28 Weeks Later: film has more Swiss-cheese holes than the zombies make in their victims

Juan Carlos Fresnadillo, “28 Weeks Later” (2007)

On paper it looked like a good idea: a sequel to the original zombies-on-the-run flick “28 Days Later” by Danny Boyle – but “28 Weeks Later” turns out to be more Swiss-cheese in plot and character development than the monsters themselves can make of their victims. Supposedly an exercise in forcing viewers to experience vicariously London as a deserted city in lockdown after an experiment in rehabilitating its refugees goes awry and the returnees are abandoned in a virtual prison, the film descends into cliche and a tatty plot in which two children, a soldier, a scientist and a few others play survivor against a horde of zombies and trigger-happy US soldiers.

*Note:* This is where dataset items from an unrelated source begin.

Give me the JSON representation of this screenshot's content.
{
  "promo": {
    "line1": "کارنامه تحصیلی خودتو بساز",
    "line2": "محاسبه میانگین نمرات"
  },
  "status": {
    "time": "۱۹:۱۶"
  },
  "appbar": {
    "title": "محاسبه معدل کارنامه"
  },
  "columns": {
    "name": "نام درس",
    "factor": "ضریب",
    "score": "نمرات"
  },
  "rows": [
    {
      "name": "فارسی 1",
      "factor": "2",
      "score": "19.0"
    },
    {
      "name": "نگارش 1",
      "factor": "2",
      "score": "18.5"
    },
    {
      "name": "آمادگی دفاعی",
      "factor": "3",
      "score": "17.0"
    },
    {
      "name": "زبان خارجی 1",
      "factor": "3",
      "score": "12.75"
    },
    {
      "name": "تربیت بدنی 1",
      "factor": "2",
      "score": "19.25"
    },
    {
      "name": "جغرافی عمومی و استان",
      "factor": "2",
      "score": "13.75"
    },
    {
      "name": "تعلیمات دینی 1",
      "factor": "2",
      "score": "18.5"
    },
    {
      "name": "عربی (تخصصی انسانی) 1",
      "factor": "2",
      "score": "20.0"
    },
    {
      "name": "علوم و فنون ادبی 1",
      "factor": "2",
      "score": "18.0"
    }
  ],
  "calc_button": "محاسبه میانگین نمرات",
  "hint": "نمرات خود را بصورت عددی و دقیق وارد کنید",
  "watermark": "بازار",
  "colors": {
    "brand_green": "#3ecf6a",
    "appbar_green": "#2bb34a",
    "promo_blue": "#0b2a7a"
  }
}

Two kids, Andy and Tammy (Mackintosh Muggleton and Imogen Poots), are among the survivors of the first zombie outbreak caused by a mysterious virus called Rage. The survivors are taken away from Britain and the entire island, caught up in the mass zombie contagion, has had to be sealed off from the rest of the world, purged of its infected people, made squeaky-clean and off-limits to human penetration for six months. A few tears may have been shed for the loss of whatever passed for modern British culture before the Rage virus took over; the Russians are probably upset that there is no longer an educated enemy spy agency to match wits against but apart from that, few are sad to see the culture and society that produced Margaret Thatcher, Tony Blair and David Cameron snuffed out. The Americans decide to allow a few hundred refugees to return to London, Andy and Tammy among them. They are reunited with Dad (Robert Carlyle) and almost immediately the three fall into trouble: the kids discover their lost mum (Catherine McCormack) who is infected with the zombie virus but hasn’t undergone the transformation to rabid brute. The Americans pick her up and install her under supposedly tight security in a medical facility and put the children under close observation. Dad however sneaks into Mum’s supposedly sealed room and ends up infected with the zombie virus; mayhem ensues and Andy and Tammy once again find themselves on the run, befriended by a scientist (Rose Byrne) and US soldier Doyle (Jeremy Renner) as they try to avoid being shot down by the US Army or chewed over by Dad’s army of frenzied fiends.

The film depends a great deal on dark shadows and night scenes that can be shot in infra-red camera so that viewers don’t see the straining seams that barely keep the story together. The plot depends on people doing the most gobsmacking idiotic things: the US Army commander (Idris Elba) fails to keep the children’s mother under strict surveillance, enabling the father to gain unhindered access to her room; the father himself kisses her and she bites him for betraying her in the film’s opening scenes and leaving her exposed to the zombie threat; Andy wanders off and gets lost much of the time; and American soldiers are ordered to try to shoot zombies milling in a crowd of panicking people from afar! Characters are stereotyped or act in ways inconsistent with what they’re supposed to be: Andy sometimes is brave and resourceful but is also incredibly stupid when the plot goes flat and a nail-biting scene of suspense and terror is called for; Tammy either hyperventilates or screams for much of the film’s second half but stays amazingly calm for the climactic scene (because, hey, the film is PC so it allows girls to kill!); and the soldier Doyle plays heroic and self-sacrificing in a spectacular fiery scene.

The handheld camera technique becomes tiresome in a film of this nature: critical scenes become merely blurry and when one scene of pointless gore follows another, the jumpy film ends up playing a curiously censorious role – viewers have little idea of how much blood is actually split when the camera is bouncing everywhere.

If there is a theme, it’s weakly developed: the Americans should have been portrayed as more cynical in allowing a resettlement experiment to proceed with the refugees as obvious guinea pigs; the US Army is merely brutal but the film should also have shown Elba’s character and others as panicky and incompetent at controlling the experiment and containing the new zombie outbreak. There could have been a sub-plot involving the cynical use of Andy and Tammy as guinea pigs in another bizarre science experiment involving the development of a vaccine for the Rage virus but this would have been beyond whatever little intelligence the plot possesses.

Worst of all, the film paves the way for a second pointless sequel which will take place in Paris in France. Now we really have to cry over the loss of what passes for modern Parisian culture – or celebrate more like, come to think of it.